MOL Plc, a Hungarian multinational oil and gas company, agreed to buy the asset, which consisted of Chevron’s nonoperating interests in the Azeri-Chirag-Deepwater Gunashli (ACG)—the largest oil field in the Azerbaijan sector of the Caspian Basin, for $1.57 billion.
ACG had a daily net production of 20,000 boe/d in 2019, according to the Chevron press release.
Through its affiliate, Chevron Global Ventures Ltd., the San Ramon, Calif.-based company held a 9.57% interest in the ACG oil fields.
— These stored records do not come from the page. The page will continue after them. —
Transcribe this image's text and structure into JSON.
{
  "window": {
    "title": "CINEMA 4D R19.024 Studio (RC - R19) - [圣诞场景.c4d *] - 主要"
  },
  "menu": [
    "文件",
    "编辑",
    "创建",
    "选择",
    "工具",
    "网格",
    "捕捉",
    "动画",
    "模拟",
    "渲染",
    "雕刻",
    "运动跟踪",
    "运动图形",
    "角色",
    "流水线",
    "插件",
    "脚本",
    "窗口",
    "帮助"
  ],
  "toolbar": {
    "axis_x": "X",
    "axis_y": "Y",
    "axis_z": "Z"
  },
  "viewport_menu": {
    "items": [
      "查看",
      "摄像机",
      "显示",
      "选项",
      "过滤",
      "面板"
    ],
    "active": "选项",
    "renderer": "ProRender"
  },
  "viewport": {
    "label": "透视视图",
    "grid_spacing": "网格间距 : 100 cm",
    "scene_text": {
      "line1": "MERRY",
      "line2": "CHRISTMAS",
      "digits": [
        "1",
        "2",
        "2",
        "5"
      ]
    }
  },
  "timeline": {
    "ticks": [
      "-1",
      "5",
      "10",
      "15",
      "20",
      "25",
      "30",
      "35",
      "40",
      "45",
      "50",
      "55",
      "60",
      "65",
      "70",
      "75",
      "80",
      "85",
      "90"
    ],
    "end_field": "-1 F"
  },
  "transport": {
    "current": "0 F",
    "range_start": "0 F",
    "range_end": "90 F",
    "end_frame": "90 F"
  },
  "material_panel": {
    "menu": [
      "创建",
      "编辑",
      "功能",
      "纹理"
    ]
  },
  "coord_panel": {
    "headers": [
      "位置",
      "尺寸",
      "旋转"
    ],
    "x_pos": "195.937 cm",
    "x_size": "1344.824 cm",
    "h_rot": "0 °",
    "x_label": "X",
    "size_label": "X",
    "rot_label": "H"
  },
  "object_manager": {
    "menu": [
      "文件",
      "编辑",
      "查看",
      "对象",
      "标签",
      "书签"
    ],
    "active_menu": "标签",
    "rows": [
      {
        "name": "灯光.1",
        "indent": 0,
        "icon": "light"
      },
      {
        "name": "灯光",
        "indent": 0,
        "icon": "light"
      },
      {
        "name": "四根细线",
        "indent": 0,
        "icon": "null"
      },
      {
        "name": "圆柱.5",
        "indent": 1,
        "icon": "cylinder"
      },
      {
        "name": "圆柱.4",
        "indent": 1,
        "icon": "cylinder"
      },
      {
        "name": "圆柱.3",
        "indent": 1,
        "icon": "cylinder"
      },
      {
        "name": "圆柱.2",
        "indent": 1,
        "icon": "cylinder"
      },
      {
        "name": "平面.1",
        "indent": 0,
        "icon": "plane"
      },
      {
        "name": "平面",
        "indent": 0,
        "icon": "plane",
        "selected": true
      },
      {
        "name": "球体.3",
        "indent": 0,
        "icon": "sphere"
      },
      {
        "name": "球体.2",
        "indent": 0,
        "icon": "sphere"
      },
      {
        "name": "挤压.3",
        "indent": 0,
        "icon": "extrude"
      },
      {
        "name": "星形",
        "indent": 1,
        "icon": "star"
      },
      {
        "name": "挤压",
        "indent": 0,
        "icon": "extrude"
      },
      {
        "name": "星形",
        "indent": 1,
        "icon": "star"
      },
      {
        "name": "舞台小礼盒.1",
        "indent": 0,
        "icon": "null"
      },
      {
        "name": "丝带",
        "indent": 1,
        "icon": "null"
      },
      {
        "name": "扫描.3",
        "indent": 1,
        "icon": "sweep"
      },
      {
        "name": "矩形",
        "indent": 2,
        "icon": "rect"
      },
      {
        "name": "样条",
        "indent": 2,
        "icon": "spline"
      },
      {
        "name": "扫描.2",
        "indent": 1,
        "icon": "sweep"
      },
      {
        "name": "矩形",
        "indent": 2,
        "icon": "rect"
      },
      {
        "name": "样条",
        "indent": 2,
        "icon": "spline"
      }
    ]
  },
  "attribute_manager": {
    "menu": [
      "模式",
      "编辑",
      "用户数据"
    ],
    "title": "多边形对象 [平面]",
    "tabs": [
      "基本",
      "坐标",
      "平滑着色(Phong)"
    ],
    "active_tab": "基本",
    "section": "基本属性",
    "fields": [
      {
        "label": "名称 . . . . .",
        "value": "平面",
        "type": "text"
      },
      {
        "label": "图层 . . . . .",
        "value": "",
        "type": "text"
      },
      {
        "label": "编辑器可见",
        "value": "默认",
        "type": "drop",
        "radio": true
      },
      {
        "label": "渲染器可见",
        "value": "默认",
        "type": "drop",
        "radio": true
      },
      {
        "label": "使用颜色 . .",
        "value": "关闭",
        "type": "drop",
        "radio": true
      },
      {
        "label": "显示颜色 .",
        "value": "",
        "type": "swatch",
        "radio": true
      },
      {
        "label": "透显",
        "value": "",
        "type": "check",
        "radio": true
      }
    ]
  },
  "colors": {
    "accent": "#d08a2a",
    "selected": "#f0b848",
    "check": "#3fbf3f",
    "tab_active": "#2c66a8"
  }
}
The sale also included interests in the Western Export Route Pipeline and an 8.9% interest the Baku-Tbilisi-Ceyhan oil pipeline located in Azerbaijan.
Remaining interest holders in ACG are: BP Exploration (Caspian Sea) Ltd. (Operator, 30.37%); SOCAR (25%); Inpex Southwest Caspian Sea Ltd. (9.31%); Equinor Apsheron AS (7.27%); Exxon Azerbaijan Ltd. (6.79%); Turkiye Petrolleri A.O., (5.73%); Itochu Oil Exploration (Azerbaijan) Inc. (3.65%); and ONGC Videsh Ltd. (2.31%).

Jay Johnson, executive vice president of upstream at Chevron, said the sale of is Azerbaijan assets plays “an important part” in the company’s divestment program.
Chevron is targeting before-tax proceeds of $5 billion to $10 billion through asset sales between 2018 and 2020. The company also recently sold its U.K. North Sea assets for $2 billion to Israel’s Delek Group Ltd.
“Chevron regularly reviews its global portfolio to assess whether assets are strategic and competitive for capital,” Johnson said in a statement.
Investment bank Jefferies advised Chevron on the deal, according to a Reuters report from November 2019.